Je finis par récupérer mon vélo, qui nous est livré devant l’immeuble d’Igor à 2h00 de la nuit.

Nous reprenons ensuite un train de nuit, direction Saint-Pétersbourg. Il s’agit de la deuxième ville de Russie, ancienne capitale des tsars.

Nous sommes encore accueillis par des hôtes contactés par Warmshower, Vlad et Sacha. La surprise n’est plus tout à fait la même, mais je reste tout de même très reconnaissant de cet accueil : des crêpes chaudes nous attendent pour notre arrivée !

Cette ville, bien que très vaste aussi, est plus douce que Moscou. Les avenues sont rectilignes, tracées au cordeau, mais l’ensemble est adouci par les innombrables canaux qui s’entrelacent. Cette ville est en effet construite sur des marais et des canaux ont été construits pour les assécher. L’endroit est agréable, et comme nous avons encore gagné en latitude nord, les journées s’allongent très tard  le soir.

 

Au matin du deuxième jour, nous prenons vraiment la route, enfourchant nos vélos avec joie !

Nous allons dès lors pédaler pendant deux semaines, franchir trois frontières, Samuel et Simon vont retrouver l’Europe et ses passages de frontières aisées, sans formalités administratives, sans visa, la monnaie Euro qu’ils n’avaient pas revus depuis la Turquie.

Nous allons passer de routes très défoncées, avec des trous immenses (Simon a même fait une chute spectaculaire en Russie, sans gravité…) à un réseau mieux entretenu, mais avec encore beaucoup de pistes en terre. Heureusement, Maps.me est toujours là pour nous guider, même dans les endroits les plus improbables !

Nous allons connaître des soleils qui ne se couchent que très tard et se lève à 4h00 du matin, mais ne parviennent pas pour autant à nous réchauffer.

Nous allons passer progressivement de forêts de bouleaux et de pins à des chênes et des érables. Nous allons voir le printemps arriver, les bougeons de lilas et de muguet s’ouvrir en quelques jours et nous enivrer de leurs parfums.
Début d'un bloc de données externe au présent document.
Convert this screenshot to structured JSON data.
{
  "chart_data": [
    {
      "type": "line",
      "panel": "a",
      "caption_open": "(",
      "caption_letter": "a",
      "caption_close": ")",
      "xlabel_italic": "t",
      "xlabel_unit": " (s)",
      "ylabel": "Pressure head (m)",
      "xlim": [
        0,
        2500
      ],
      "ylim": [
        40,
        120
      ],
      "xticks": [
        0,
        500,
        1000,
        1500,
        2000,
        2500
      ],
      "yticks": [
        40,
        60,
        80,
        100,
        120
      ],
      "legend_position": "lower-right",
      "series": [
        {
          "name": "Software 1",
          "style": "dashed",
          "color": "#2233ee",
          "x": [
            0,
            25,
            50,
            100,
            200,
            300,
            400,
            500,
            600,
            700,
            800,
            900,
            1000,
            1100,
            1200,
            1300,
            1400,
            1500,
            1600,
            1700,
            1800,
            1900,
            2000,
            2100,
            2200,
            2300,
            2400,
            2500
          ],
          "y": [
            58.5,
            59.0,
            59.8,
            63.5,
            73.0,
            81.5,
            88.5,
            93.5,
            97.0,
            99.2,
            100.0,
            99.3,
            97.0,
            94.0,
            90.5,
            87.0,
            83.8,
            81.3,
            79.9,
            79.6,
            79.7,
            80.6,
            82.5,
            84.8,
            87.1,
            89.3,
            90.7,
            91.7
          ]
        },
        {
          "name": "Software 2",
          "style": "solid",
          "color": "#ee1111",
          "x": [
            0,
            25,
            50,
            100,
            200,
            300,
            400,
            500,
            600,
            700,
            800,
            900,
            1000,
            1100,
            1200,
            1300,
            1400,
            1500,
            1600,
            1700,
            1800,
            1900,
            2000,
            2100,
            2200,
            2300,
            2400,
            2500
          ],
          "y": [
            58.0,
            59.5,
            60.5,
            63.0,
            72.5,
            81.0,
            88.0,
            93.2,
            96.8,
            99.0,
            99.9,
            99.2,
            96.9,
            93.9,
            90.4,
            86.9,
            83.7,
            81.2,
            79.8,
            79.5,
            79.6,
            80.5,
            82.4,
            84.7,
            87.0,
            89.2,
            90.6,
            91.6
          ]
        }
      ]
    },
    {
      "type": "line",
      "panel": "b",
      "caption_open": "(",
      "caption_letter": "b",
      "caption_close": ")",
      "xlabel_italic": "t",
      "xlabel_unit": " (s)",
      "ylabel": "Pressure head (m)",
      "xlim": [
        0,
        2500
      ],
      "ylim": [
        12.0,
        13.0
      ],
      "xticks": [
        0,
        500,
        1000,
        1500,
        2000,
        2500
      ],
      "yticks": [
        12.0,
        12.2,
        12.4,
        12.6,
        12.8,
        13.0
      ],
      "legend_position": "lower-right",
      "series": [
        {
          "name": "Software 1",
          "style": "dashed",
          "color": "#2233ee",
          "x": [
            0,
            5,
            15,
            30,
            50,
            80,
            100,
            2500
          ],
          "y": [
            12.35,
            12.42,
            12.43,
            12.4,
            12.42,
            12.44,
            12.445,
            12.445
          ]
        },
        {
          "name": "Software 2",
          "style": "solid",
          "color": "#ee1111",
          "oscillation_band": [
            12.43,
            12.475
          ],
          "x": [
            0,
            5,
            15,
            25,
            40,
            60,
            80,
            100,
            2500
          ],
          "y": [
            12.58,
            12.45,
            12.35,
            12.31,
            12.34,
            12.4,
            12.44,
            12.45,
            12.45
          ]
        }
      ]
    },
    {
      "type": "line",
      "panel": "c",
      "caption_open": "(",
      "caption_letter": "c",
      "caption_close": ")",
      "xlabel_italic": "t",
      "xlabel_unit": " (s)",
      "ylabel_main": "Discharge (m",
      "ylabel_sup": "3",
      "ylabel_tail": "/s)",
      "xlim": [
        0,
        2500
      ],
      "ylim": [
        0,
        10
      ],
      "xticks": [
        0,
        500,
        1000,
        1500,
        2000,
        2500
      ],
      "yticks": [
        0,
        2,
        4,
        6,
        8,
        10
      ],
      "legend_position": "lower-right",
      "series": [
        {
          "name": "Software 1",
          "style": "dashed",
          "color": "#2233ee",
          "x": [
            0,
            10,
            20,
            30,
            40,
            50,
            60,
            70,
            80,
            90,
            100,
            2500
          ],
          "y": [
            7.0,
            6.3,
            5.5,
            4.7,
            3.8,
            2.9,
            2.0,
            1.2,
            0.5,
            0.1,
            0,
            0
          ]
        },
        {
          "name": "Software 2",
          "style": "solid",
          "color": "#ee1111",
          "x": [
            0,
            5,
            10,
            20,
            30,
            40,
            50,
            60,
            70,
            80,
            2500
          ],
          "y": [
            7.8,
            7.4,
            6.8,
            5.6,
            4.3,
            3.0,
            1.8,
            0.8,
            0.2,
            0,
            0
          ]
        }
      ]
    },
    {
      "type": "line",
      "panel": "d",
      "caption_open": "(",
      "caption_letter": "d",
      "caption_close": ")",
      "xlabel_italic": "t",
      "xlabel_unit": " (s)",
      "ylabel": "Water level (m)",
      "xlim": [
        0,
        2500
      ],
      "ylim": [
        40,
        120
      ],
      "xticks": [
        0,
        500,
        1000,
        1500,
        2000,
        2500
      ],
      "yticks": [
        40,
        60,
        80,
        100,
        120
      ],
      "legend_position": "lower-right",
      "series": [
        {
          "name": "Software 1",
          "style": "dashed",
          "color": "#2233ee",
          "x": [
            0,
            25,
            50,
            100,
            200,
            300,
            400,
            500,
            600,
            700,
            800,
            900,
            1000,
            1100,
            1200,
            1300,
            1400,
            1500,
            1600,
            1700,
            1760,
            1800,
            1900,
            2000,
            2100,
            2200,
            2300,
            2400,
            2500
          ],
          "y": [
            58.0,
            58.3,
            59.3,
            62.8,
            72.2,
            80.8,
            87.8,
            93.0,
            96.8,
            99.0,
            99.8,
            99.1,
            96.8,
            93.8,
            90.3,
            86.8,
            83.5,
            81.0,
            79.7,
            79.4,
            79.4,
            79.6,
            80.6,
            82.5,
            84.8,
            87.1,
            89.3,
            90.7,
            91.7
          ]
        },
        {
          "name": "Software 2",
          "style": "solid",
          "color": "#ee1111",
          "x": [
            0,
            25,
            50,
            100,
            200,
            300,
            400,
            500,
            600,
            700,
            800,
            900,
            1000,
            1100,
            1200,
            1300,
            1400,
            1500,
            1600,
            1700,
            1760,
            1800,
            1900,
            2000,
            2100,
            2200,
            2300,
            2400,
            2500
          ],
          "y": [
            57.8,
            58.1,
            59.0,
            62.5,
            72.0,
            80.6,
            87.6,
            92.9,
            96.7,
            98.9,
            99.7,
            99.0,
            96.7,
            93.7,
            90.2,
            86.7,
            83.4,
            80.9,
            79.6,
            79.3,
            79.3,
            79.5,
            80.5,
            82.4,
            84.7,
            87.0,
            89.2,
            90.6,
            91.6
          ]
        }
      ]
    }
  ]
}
Nous allons subir le vent de face et la pluie, mais nous régaler de couchers de soleil à 22h00, de levers à 4h00.

Nous allons encore être accueillis merveilleusement bien par Aldys et sa famille, Monta qui nous laisse son appartement à Riga pendant deux jours, Anna et Lukas.

Nous allons trouver des bivouacs de rêve, au bord de rivière ou de lac. Parfois même, dans les pays baltes, avec la possibilité de dormir au chaud dans une cabane où l’on peut faire du feu, avec des toilettes sèches et des tables et bancs à disposition pour qui veut s’arrêter une nuit.

Nous allons nous laver sous une cascade ou dans un lac… ou ne pas nous laver et attendre le prochain Warmshower !

Nous allons cuisiner sur la braise, faire du pain, nous régaler de poissons fumés achetés au marché.

Nous allons admirer la Baltique.

Nous allons nous faire de menus plaisirs qui semblent d’énormes cadeaux après avoir roulé plusieurs dizaines de kilomètres : un café sur une terrasse ensoleillée de Riga, un carré de chocolat, une barquette de fraises, une sieste au soleil.

Nous allons dormir d’un sommeil de plomb après des journées de 100 Kms, et nous réveiller le lendemain avec l’envie de repartir.

Je vais m’étonner de la vitalité de mes fils sur leurs vélos, de l’immensité du monde, de la précarité de l’abri d’une petite tente, du soin apporté à préparer les repas, gage de notre capacité à repartir le lendemain.

 

 

 

Finalement, je les quitte après trois semaines. Je repars en avion de Vilnius. Ils mettent le cap plein ouest,… mais leurs aventures vont continuer. Après l’aéroport Charles de Gaule, je prends le bus de nuit pour rentrer à Quimper. La radio m’empoisonne les oreilles. il n’y a pas de thé, cela ne sent pas le chou, le concombre et l’ail… Les bus Macron n’ont décidément pas le même charme que les trains russes.

Philippe

 

2 réflexions sur “De l’immense Sibérie aux trois pays baltes. Récit d’un candide émerveillé.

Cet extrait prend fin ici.